Testing for Known Mutation/Familial Variant
The Collagen Diagnostic Laboratory (CDL) offers targeted testing for previously identified sequence variants in a variety of genes.
“Known mutation/variant testing” should be selected on our test requisition form if a sequence variant was previously identified in the family by the CDL (we tested an affected relative of the patient) or by another laboratory. Known mutation/variant testing may also be ordered for individuals who wish to have clinical laboratory confirmation of variants identified through research laboratories.

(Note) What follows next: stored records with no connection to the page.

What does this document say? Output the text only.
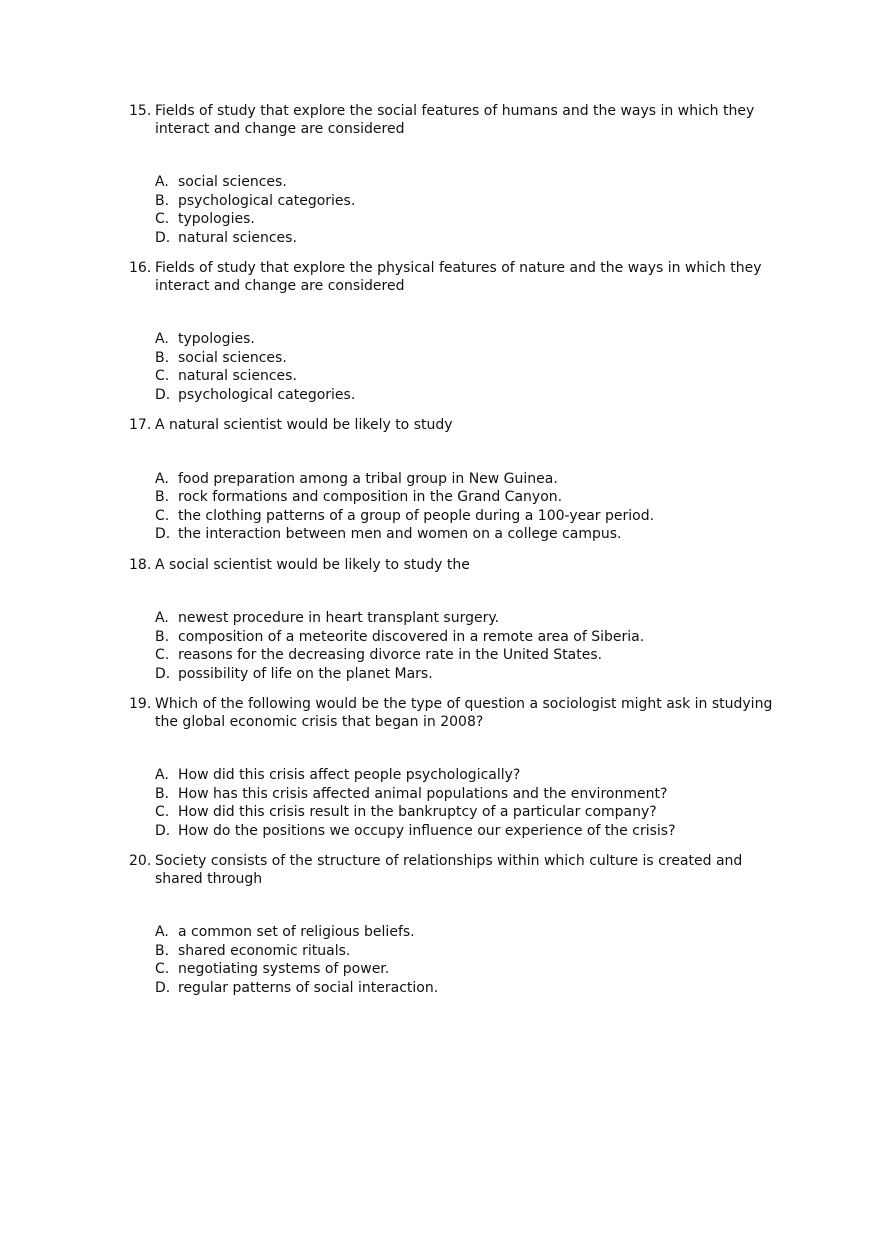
15. Fields of study that explore the social features of humans and the ways in which they interact and change are considered
A. social sciences.
B. psychological categories.
C. typologies.
D. natural sciences.
16. Fields of study that explore the physical features of nature and the ways in which they interact and change are considered
A. typologies.
B. social sciences.
C. natural sciences.
D. psychological categories.
17. A natural scientist would be likely to study
A. food preparation among a tribal group in New Guinea.
B. rock formations and composition in the Grand Canyon.
C. the clothing patterns of a group of people during a 100-year period.
D. the interaction between men and women on a college campus.
18. A social scientist would be likely to study the
A. newest procedure in heart transplant surgery.
B. composition of a meteorite discovered in a remote area of Siberia.
C. reasons for the decreasing divorce rate in the United States.
D. possibility of life on the planet Mars.
19. Which of the following would be the type of question a sociologist might ask in studying the global economic crisis that began in 2008?
A. How did this crisis affect people psychologically?
B. How has this crisis affected animal populations and the environment?
C. How did this crisis result in the bankruptcy of a particular company?
D. How do the positions we occupy influence our experience of the crisis?
20. Society consists of the structure of relationships within which culture is created and shared through
A. a common set of religious beliefs.
B. shared economic rituals.
C. negotiating systems of power.
D. regular patterns of social interaction.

Please contact our laboratory genetic counselor (Dru Leistritz, MS, CGC, phone: 206-543-5464, dru2@uw.edu) in advance before submitting a request to test for a variant in a gene not on the CDL test menu. For non-CDL genes, we ask for:
- A positive control (there will be no charge to test the positive control)
- A copy of the original mutation/variant report
- As much advance notice as possible
Turn-around time (TAT) is 7-10 business days for variants in genes on the CDL test menu, and 10-14 business days for variants in other genes.
Prenatal Testing
The CDL offers targeted mutation analysis for a known familial mutation on prenatal samples (all genes) and full sequencing of the Osteogenesis Imperfecta genes (Dominant and Recessive) in pregnancies.
We ask that you notify the genetic counselor in advance (Dru Leistritz, 206-543-5464) before sending a prenatal sample. The turnaround time for prenatal testing is 5-7 days for known mutations and approximately 2 weeks for full sequencing.